[Python-ideas] Prefetching on buffered IO files

Guido van Rossum guido at python.org
Tue Sep 28 18:44:38 CEST 2010


On Tue, Sep 28, 2010 at 7:32 AM, Antoine Pitrou <solipsis at pitrou.net> wrote:
[Guido]
>> wonder if it wouldn't be better to add an extra buffer to GzipFile so
>> small seek() and read() calls can be made more efficient?
>
> The problem is that, since the buffer of the unpickler and the buffer of
> the GzipFile are not aware of each other, the unpickler could easily ask
> to seek() backwards past the current GzipFile buffer, and fall back on
> the slow algorithm.

But AFAICT unpickle doesn't use seek()?

[...]
> But, if the stream had prefetch(), the unpickling would be simplified: I
> would only have to call prefetch() once when refilling the buffer,
> rather than two read()'s followed by a peek().
>
> (I could try to coalesce the two reads, but it would complicate the code
> a bit more...)

Where exactly would the peek be used? (I must be confused because I
can't find either peek or seek in _pickle.c.)

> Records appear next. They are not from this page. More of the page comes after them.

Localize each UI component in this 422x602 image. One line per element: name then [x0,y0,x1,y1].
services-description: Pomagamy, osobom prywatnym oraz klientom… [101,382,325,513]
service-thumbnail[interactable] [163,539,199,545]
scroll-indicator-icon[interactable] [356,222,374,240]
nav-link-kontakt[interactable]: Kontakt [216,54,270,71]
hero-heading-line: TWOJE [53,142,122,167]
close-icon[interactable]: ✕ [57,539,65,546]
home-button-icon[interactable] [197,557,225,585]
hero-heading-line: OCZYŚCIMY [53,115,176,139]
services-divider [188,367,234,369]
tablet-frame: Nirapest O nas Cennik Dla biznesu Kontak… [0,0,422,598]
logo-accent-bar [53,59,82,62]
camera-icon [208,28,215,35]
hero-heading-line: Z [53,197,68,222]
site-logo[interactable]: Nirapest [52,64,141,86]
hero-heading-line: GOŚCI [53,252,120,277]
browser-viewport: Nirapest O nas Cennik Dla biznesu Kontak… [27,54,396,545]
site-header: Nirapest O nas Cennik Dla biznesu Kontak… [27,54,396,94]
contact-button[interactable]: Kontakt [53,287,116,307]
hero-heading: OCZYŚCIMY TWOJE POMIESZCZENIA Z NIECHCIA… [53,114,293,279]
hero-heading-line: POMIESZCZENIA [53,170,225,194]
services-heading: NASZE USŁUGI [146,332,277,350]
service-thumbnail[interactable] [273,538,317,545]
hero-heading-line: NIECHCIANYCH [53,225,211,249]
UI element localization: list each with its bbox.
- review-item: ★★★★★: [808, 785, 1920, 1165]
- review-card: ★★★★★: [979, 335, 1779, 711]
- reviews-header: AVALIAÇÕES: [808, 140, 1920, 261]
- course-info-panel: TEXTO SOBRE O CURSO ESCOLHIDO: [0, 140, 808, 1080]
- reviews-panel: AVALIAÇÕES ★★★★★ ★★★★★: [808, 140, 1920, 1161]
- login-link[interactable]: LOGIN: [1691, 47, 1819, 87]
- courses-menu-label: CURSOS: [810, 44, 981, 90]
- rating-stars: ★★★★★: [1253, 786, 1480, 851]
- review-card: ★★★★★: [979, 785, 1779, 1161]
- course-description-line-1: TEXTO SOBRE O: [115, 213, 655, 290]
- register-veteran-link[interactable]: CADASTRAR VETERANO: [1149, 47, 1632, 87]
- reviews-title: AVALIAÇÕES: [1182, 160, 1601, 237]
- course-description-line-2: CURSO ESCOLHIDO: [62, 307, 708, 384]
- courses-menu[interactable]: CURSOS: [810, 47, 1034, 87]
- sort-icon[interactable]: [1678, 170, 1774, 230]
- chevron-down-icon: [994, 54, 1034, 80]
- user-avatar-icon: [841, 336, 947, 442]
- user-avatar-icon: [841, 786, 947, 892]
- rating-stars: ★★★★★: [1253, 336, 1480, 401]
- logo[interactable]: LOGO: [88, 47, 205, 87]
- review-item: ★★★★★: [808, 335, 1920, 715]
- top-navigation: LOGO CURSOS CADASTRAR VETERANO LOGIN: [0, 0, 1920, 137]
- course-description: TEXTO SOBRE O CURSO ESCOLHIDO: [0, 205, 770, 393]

It still seems to me that the "right" way to solve this would be to
insert a transparent extra buffer somewhere, probably in the GzipFile
code, and work in reducing the call overhead.

>> I want to push back on this more, primarily because a new primitive
>> I/O operation has high costs: it can never be removed, it has to be
>> added to every stream implementation, developers need to learn to use
>> the new operation, and so on.
>
> I agree with this (except that most developers don't really need to
> learn to use it: common uses of readable files are content with read()
> and readline(), and need neither peek() nor prefetch()). I don't intend
> to push this for 3.2; I'm throwing the idea around with a hypothetical
> 3.3 landing if it seems useful.

So far it seems more awkward than useful.

>> Also, if you can believe the multi-core crowd, a very different
>> possible future development might be to run the gunzip algorithm and
>> the unpickle algorithm in parallel, on separate cores. Truly such a
>> solution would require totally *different* new I/O primitives, which
>> might have a higher chance of being reusable outside the context of
>> pickle.
>
> Well, it's a bit of a pie-in-the-sky perspective :)
> Furthermore, such a solution won't improve CPU efficiency, so if your
> workload is already able to utilize all CPU cores (which it can easily
> do if you are in a VM, or have multiple busy daemons), it doesn't bring
> anything.

Agreed it's pie in the sky... Though the interface between the two
CPUs might actually be designed to be faster than the current buffered
I/O. I have (mostly :-) fond memories of async I/O on a mainframe I
used in the '70s which worked this way.